The Vast Easter Bunny Conspiracy

I was looking for some Easter clipart on the web a couple of weeks back, and I was really surprised at what I found – or should I say, what I didn’t find. There’s a pretty good supply of holiday/seasonal clipart on the web, and most of it is “in the public domain,” meaning that I can use it without paying anything for the privilege. As a struggling writer and creator, those things are important to me.

If what you’re looking for is Easter bunnies, your choices are broad and numerous. All sorts of different sizes, colors, and varieties of bunnies are easily available, including some spiffy animations. Eggs, chicks, and baskets are also popular Easter themes, and again, they are quite plentiful. Unfortunately, none of those Easter graphics fit my need. I didn’t think that I was looking for such an unusual Easter graphic, but I sure had a hard time locating what I needed.

What was this unusual, strange graphic that was eluding my grasp? A graphic image of Jesus and the empty tomb. It seems like pretty standard Easter fare, doesn’t it? If it sounds to you like this is an easy item to find, I suggest that you try it for yourself. You might be surprised at what you don’t come up with.

Now, I like bunnies about as well as anyone. They’re cute, and cuddly, and adorable little animals. But it bothers me that the little critters have taken over entirely too much of Easter. In fact, I’m beginning to suspect a vast bunny conspiracy to totally eliminate any reference to, or thought of, Jesus in connection with the celebration of Easter. And, sad to say, at the moment it would appear that they’re winning.

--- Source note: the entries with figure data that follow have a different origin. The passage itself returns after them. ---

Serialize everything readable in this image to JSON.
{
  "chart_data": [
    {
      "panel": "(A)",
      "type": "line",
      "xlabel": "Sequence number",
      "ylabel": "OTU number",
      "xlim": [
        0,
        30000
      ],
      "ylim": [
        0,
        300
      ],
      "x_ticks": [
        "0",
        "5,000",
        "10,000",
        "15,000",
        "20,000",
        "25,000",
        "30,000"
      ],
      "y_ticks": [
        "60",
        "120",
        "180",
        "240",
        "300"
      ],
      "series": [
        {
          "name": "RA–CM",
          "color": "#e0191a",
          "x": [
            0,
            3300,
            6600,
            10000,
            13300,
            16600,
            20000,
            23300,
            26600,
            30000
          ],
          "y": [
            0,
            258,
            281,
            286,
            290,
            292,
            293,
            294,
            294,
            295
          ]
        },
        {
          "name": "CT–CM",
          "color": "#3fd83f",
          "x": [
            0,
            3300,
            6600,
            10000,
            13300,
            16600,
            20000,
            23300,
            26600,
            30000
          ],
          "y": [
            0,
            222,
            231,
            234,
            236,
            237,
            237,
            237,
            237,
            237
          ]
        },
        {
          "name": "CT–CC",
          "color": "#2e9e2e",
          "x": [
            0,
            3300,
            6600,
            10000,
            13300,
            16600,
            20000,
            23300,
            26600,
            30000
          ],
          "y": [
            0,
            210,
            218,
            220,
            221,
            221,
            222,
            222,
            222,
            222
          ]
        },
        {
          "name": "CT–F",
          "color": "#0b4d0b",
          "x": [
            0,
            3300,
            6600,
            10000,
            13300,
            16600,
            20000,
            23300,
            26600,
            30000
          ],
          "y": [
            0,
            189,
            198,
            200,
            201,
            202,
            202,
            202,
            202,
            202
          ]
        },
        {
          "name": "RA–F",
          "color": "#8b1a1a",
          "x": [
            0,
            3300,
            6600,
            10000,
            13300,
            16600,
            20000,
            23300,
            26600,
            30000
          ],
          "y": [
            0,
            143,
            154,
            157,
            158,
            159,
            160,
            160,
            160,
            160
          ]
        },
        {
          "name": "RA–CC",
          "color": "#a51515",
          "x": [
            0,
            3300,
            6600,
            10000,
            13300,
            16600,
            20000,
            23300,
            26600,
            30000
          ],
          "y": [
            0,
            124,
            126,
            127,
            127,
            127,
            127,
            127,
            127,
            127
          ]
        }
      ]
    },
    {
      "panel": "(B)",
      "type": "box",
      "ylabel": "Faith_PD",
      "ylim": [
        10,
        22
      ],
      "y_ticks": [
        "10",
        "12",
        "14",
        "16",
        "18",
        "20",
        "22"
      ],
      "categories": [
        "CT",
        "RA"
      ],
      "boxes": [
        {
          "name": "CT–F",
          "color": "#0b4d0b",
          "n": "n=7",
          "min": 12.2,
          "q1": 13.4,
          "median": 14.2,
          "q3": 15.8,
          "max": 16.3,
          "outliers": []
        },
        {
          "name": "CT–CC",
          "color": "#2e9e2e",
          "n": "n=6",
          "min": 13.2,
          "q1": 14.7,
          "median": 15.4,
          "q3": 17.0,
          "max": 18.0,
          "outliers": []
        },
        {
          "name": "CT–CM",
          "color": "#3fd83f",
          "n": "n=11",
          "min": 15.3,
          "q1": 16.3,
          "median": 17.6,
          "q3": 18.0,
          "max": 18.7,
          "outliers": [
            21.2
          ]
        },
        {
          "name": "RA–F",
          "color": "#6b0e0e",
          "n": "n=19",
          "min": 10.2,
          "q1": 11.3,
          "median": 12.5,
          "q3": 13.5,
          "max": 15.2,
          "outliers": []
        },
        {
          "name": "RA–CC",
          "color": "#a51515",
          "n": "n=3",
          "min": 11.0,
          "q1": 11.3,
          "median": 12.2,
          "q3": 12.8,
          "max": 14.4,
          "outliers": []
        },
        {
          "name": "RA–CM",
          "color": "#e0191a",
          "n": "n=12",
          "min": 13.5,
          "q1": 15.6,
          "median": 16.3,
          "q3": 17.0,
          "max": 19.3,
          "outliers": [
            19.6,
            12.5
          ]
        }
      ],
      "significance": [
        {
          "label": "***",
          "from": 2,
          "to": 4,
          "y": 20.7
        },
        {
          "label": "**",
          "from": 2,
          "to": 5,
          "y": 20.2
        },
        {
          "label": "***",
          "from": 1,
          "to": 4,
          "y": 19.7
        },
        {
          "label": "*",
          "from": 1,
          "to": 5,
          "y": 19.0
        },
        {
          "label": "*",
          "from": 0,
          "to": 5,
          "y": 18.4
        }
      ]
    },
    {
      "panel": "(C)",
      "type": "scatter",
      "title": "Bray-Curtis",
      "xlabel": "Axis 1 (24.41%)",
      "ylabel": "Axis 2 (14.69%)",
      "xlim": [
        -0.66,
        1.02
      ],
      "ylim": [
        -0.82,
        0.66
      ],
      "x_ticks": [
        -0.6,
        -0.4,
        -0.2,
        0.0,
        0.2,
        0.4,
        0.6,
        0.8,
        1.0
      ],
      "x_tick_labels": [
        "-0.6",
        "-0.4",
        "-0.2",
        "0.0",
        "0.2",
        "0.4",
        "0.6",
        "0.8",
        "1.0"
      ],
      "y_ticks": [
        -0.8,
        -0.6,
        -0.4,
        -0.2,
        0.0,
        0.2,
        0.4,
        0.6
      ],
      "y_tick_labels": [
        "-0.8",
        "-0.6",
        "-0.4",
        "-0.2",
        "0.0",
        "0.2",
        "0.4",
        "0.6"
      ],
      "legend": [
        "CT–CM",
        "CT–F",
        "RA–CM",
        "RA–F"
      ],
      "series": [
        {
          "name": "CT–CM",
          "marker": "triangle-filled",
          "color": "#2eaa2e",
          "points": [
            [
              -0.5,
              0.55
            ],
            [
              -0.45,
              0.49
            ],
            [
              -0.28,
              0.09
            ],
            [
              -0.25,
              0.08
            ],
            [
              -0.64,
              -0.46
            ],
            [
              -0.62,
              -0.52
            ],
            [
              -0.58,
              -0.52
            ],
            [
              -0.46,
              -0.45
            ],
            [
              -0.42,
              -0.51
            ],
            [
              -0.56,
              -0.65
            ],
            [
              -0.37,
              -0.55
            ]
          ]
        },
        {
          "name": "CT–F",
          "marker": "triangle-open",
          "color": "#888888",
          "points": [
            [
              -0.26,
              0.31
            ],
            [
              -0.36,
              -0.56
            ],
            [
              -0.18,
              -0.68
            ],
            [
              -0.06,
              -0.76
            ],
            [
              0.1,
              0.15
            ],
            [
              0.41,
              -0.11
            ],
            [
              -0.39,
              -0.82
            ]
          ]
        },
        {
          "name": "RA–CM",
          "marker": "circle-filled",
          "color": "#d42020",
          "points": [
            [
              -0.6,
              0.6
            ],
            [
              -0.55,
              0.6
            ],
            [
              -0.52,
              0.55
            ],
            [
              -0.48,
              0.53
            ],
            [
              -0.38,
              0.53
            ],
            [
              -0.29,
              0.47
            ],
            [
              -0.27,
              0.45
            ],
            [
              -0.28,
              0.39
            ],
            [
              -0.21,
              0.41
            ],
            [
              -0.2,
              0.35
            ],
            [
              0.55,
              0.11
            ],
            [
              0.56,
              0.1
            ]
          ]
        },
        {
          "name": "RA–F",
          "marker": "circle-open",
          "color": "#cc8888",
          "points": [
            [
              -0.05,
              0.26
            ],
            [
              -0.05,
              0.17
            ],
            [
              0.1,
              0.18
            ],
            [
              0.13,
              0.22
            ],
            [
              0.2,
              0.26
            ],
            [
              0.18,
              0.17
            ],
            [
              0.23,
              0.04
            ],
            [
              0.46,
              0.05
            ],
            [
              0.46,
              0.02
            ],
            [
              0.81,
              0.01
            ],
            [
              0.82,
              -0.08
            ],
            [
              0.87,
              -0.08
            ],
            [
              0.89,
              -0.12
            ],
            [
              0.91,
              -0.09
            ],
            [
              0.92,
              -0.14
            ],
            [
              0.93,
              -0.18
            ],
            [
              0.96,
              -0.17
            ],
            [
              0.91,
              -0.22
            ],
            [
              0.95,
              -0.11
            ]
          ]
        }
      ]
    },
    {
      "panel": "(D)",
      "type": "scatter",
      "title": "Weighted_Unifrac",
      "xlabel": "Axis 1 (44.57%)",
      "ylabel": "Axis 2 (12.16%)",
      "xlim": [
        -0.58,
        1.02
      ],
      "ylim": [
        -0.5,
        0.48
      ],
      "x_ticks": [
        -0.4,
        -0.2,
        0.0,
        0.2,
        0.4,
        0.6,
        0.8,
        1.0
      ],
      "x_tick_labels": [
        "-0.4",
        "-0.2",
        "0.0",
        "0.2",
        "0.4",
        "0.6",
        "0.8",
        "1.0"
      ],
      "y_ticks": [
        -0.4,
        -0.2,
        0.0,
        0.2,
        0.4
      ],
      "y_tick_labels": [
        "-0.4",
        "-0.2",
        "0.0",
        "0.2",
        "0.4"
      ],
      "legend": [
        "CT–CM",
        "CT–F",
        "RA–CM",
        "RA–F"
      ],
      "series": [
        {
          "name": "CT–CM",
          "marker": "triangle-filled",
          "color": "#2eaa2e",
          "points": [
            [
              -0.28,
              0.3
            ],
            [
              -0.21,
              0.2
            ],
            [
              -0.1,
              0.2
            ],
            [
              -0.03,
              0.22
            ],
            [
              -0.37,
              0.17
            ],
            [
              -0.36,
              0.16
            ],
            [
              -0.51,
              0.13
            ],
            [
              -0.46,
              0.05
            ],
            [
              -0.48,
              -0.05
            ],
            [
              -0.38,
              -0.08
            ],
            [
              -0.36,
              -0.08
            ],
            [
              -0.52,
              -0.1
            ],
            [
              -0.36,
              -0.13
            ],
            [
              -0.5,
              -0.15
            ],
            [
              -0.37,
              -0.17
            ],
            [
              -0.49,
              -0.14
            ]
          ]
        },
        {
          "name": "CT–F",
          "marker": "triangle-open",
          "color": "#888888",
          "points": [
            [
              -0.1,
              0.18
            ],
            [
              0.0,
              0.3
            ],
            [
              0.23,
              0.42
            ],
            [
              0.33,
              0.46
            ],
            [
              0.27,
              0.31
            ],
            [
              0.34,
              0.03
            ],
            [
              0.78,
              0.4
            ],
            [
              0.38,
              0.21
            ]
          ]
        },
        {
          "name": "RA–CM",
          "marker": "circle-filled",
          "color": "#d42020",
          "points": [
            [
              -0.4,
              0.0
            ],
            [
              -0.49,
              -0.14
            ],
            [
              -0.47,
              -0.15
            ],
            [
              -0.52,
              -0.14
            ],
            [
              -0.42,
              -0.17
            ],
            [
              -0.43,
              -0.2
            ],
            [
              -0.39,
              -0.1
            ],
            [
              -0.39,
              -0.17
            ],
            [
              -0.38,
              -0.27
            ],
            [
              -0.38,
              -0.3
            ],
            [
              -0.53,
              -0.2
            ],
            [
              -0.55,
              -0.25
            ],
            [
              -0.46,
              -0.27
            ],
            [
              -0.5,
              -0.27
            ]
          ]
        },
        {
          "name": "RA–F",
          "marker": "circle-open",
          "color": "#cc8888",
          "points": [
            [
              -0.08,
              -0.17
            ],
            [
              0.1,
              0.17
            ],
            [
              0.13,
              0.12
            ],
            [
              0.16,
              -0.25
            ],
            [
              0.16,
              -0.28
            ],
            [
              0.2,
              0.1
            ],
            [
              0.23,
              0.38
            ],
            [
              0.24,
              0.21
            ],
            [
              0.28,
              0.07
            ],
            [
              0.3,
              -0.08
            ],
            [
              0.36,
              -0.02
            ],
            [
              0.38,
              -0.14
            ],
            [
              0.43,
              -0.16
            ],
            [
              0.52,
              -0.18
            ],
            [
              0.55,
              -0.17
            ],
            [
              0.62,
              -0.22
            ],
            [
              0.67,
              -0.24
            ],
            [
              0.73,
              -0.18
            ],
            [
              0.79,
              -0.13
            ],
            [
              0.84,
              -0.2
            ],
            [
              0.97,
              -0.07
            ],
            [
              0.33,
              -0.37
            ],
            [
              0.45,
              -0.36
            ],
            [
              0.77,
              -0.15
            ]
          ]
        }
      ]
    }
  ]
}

The Easter Bunny, and those other secular Easter trappings, don’t really have much to do with the realities of Easter. The bunnies, chicks, and eggs thing is actually, as I understand it, the leftover remnants of pagan celebrations of the spring solstice. The existing pagan celebrations were “christianized,” resulting in a murky mix of Christian and pagan symbolism. The traditions involving candy at Easter time were, as best I can tell, originated by a secret coalition of candy makers and dentists. The dominant symbols and traditions in society are a measure if that society’s spiritual values and condition. The indications in modern American society seem to point toward an organized coup, and the bunnies are winning.

Many people prefer to bypass discussions about Jesus when they are celebrating Easter. Warm fuzzy bunnies and chicks are certainly preferable to talk of God’s own son taking the sin of the world upon Himself, and dying a slow, agonizing death in our place. To discuss Jesus is too close to actually admitting that we need Him – and some folks are just plain too proud to admit that need.

Yet, there can’t really be an “Easter” without Jesus. It’s like having the World Series without any Baseball players. The good news that Jesus Christ died for our sins, and rose on the third day, victorious over the grave, is the central theme of Easter. Without Jesus, it’s just bunnies and jelly beans, a hollow lifeless shell of what the Easter celebration can and should be.

Go ahead, have your bunnies, chicks, and candy. Just don’t let the bunnies take over Easter, and relegate Jesus to a secondary (or nonexistent) role in your celebration. Without Christ, you’ll just be overweight, have rotten teeth, and be missing out on the great Joy of intimacy with God, through Jesus.

I’ll take Jesus over Jellybeans any day!